On Intel, after years of pain, we _finally_ got KVM out of a mess where KVM was
forcing WB for all non-MMIO memory.  Only to have to immediately revert and add
KVM_X86_QUIRK_IGNORE_GUEST_PAT because buggy guest drivers were relying on KVM's
behavior :-(

So there's zero chance of this memslot flag ever being supported on x86.  Which,
again, is fine for uAPI.  But for internal code it's going to be all kinds of
confusing, because kvm_arch_supports_cacheable_pfnmap() is a flat out lie.

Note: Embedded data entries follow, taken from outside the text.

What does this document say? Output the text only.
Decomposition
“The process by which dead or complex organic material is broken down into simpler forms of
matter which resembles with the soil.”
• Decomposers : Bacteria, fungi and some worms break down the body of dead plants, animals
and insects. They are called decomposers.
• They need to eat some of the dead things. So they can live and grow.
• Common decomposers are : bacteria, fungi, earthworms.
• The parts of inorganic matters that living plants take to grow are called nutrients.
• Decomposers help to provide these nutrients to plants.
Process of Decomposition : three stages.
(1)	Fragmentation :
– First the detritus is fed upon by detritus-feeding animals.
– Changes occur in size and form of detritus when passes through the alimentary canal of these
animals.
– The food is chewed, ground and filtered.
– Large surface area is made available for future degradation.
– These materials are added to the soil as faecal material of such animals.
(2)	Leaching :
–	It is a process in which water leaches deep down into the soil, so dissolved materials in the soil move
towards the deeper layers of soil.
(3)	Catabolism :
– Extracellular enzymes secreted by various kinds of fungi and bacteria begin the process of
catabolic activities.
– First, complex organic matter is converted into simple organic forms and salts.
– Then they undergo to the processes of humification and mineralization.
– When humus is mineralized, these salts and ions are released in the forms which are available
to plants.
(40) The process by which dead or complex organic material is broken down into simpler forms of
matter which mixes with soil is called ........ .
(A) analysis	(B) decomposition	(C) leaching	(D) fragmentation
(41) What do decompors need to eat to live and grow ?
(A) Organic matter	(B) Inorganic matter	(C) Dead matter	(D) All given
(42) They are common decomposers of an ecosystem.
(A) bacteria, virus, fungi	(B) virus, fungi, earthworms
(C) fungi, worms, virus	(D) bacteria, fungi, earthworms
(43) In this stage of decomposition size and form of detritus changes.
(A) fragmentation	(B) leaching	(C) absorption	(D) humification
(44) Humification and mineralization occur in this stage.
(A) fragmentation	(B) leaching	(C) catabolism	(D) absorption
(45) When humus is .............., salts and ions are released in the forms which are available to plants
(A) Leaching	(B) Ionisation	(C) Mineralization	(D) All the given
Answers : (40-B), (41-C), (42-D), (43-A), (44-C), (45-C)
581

And as proposed, the memslot flag also doesn't actually address Oliver's want:

  The memslot flag says userspace expects a particular GFN range to guarantee
                                                                    ^^^^^^^^^
  Write-Back semantics.

IIUC, what Oliver wants is:

			if (mapping_type_noncacheable(vma->vm_page_prot)) {
				if (new->flags & KVM_MEM_FORCE_CACHEABLE_PFNMAP)
					return -EINVAL;
			} else {
				if (!kvm_arch_supports_cacheable_pfnmap()))
					return -EINVAL;
			}

That's at least a bit more palatable, as it doesn't create impossible situations
on x86, e.g. x86 simply doesn't support letting userspace force a cacheable.

And Oliver also stated:

  Whether or not FWB is employed for a particular region of IPA space is useful
  information for userspace deciding what it needs to do to access guest memory. 

The above would only cover half of that, i.e. wouldn't prevent userspace from
getting surprised by a WB mapping.  So I think it would need to be this?

			if (mapping_type_noncacheable(vma->vm_page_prot) !=
                            !(new->flags & KVM_MEM_FORCE_CACHEABLE_PFNMAP))
				return -EINVAL;

Which I don't hate as much, but I still don't love it, as it's overly specific,
e.g. only helps with PFNMAP memory, and pushes a sanity from userspace into KVM.

Which is another complaint with this uAPI: it effectively assumes/implies PFNMAP is
device memory, but that's simply not true.  There are zero guarantees with respect
to what actually lies behind any given PFNMAP.  It could be device memory, but
it could also be regular RAM, or something in between.

I would much prefer we have a way userspace query the effective memtype for a
range of memory, either for a VMA or for a KVM mapping, and let _userspace_ do
whatever sanity checks it wants.  That seems like it would be more generally
useful, and would be feasible to support on multiple architectures.  Though I'd
probably prefer to avoid even that, e.g. in favor of providing enough information
in other ways so that userspace can (somewhat easily) deduce how KVM will behave
for a giving mapping.

> > There is no easy way for VFIO to know to set it, and the kernel will
> > not allow switching a cachable VMA to non-cachable anyhow.
> 
> > So all it does is make it harder to create a memslot.
> 
> Oliver had mentioned earlier that he would still prefer a memslot flag as
> VMM should convey its intent through that flag:
>
> https://lore.kernel.org/all/aAdKCGCuwlUeUXKY@linux.dev/
> Oliver, could you please confirm if you are convinced with not having this
> flag? Can we rely on MT_NORMAL in vma mapping to convey this?

Is MT_NORMAL visable and/or controllable by userspace?